Snow storm damage could force farmers out of business

Snow storm damage could force farmers out of business

17 April 2013

A WARNING has been issued that farmers who had sheds and other out buildings damaged during last month’s severe storms could be forced out of business.

South Down Assemblyman John McCallister is urging Stormont Agriculture Minister Michelle O’Neill to provide farmers whose properties were damaged with urgent financial aid to allow repairs to be carried out.

He is also urging the government department to enter talks with insurance providers to have money provided for farmers, warning this needs to happen urgently before farmers are put out of business.

Mr. McCallister made the appeal at the Assembly when Miss O’Neill faced a series of questions on why it took three days after the recent snow storms started for a relief operation to deliver feed to stranded animals to get underway.

He told Miss O’Neill that he was very concerned about the lack of information in her Assembly statement about the structural damage on farms.

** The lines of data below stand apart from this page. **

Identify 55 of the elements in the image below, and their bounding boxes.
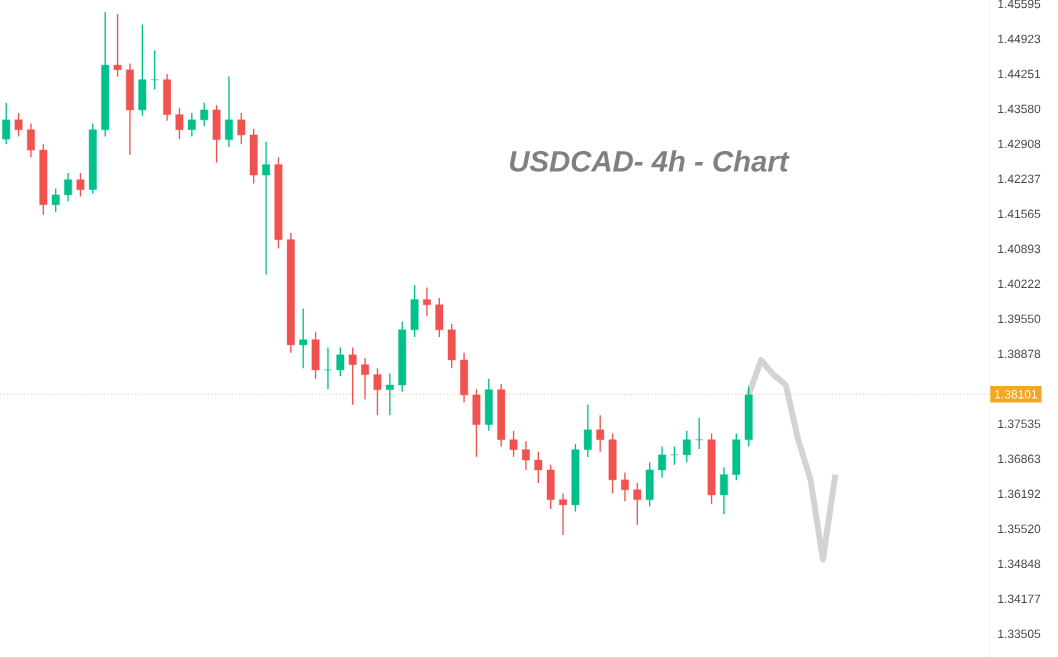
y-tick-label: 1.37535 [998, 419, 1041, 429]
y-tick-label: 1.38878 [998, 349, 1041, 359]
candlestick [658, 445, 666, 479]
candlestick [2, 101, 11, 145]
candlestick [262, 141, 270, 276]
ref-line-label: 1.38101 [995, 390, 1038, 399]
y-tick-label: 1.35520 [998, 524, 1041, 534]
candlestick [76, 172, 85, 198]
candlestick [200, 101, 209, 127]
candlestick [559, 492, 567, 536]
text: USDCAD- 4h - Chart [510, 150, 790, 172]
candlestick [336, 346, 345, 377]
candlestick [27, 122, 35, 159]
y-tick-label: 1.45595 [998, 0, 1041, 9]
candlestick [534, 451, 543, 484]
y-tick-label: 1.40893 [998, 244, 1041, 254]
candlestick [720, 466, 728, 515]
candlestick [596, 414, 605, 453]
y-tick-label: 1.41565 [998, 209, 1041, 219]
y-tick-label: 1.36192 [998, 489, 1041, 499]
y-tick-label: 1.34848 [998, 559, 1041, 569]
candlestick [64, 172, 72, 203]
candlestick [175, 107, 184, 140]
candlestick [225, 75, 233, 148]
candlestick [324, 346, 332, 390]
candlestick [682, 430, 691, 463]
candlestick [237, 112, 246, 145]
candlestick [509, 430, 518, 458]
candlestick [299, 307, 308, 370]
candlestick [361, 357, 369, 401]
y-tick-label: 1.44923 [998, 34, 1041, 44]
candlestick [583, 404, 592, 458]
y-tick-label: 1.40222 [998, 279, 1041, 289]
candlestick [113, 13, 122, 78]
y-tick-label: 1.44251 [998, 69, 1041, 79]
y-tick-label: 1.33505 [998, 629, 1041, 639]
candlestick [522, 440, 530, 471]
y-tick-label: 1.42237 [998, 174, 1041, 184]
candlestick [373, 367, 382, 416]
candlestick [187, 112, 196, 138]
candlestick [633, 482, 642, 526]
candlestick [385, 372, 394, 416]
y-tick-label: 1.39550 [998, 314, 1041, 324]
candlestick [670, 445, 679, 466]
candlestick [51, 187, 60, 213]
y-tick-label: 1.42908 [998, 139, 1041, 149]
y-tick-label: 1.34177 [998, 594, 1041, 604]
candlestick [348, 346, 357, 406]
candlestick [14, 112, 23, 138]
candlestick [621, 471, 629, 502]
y-tick-label: 1.36863 [998, 454, 1041, 464]
candlestick [150, 49, 159, 91]
y-tick-label: 1.43580 [998, 104, 1041, 114]
candlestick [695, 417, 704, 450]
candlestick [423, 286, 431, 317]
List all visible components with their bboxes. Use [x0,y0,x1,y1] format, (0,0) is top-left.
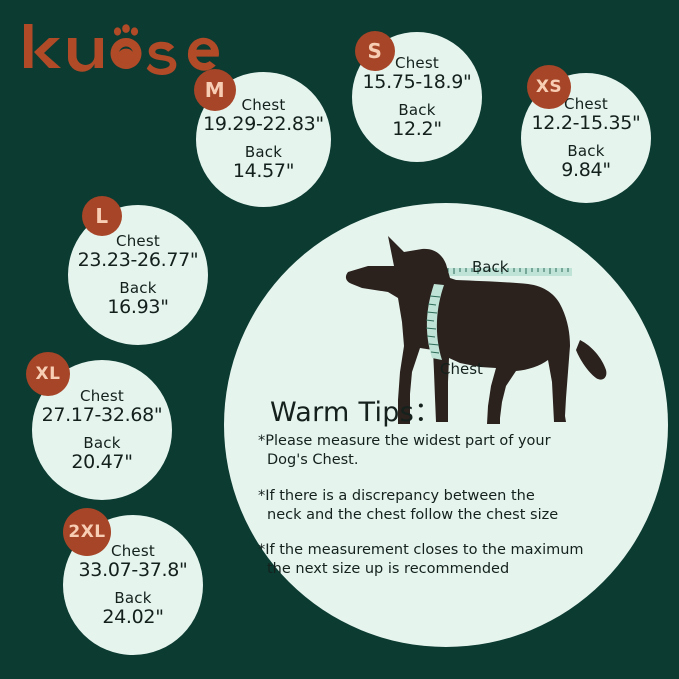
size-badge-s: S [355,31,395,71]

He said this is a key issue which has to be addressed.

“I know farms the Minister visited in South Down suffered extensive structural damage and we must find a way of helping these farmers before they go to the wall,” he declared.

The South Down MLA also expressed disappointment at the Minister’s Assembly response that her department’s £5m financial aid scheme would address livestock losses, but not farm buildings.

Miss O’Neill said farmers who lost out buildings as a result of last month’s storms should be compensated by their respective insurance companies, but confirmed the financial aid package she was bringing forward was for for the loss of livestock, not the loss of buildings.

Mr. McCallister said there has to be a wider debate between the Department of Agriculture and insurance providers and wants some of the Minister’s £5m aid package to used to cover repairing structural damage.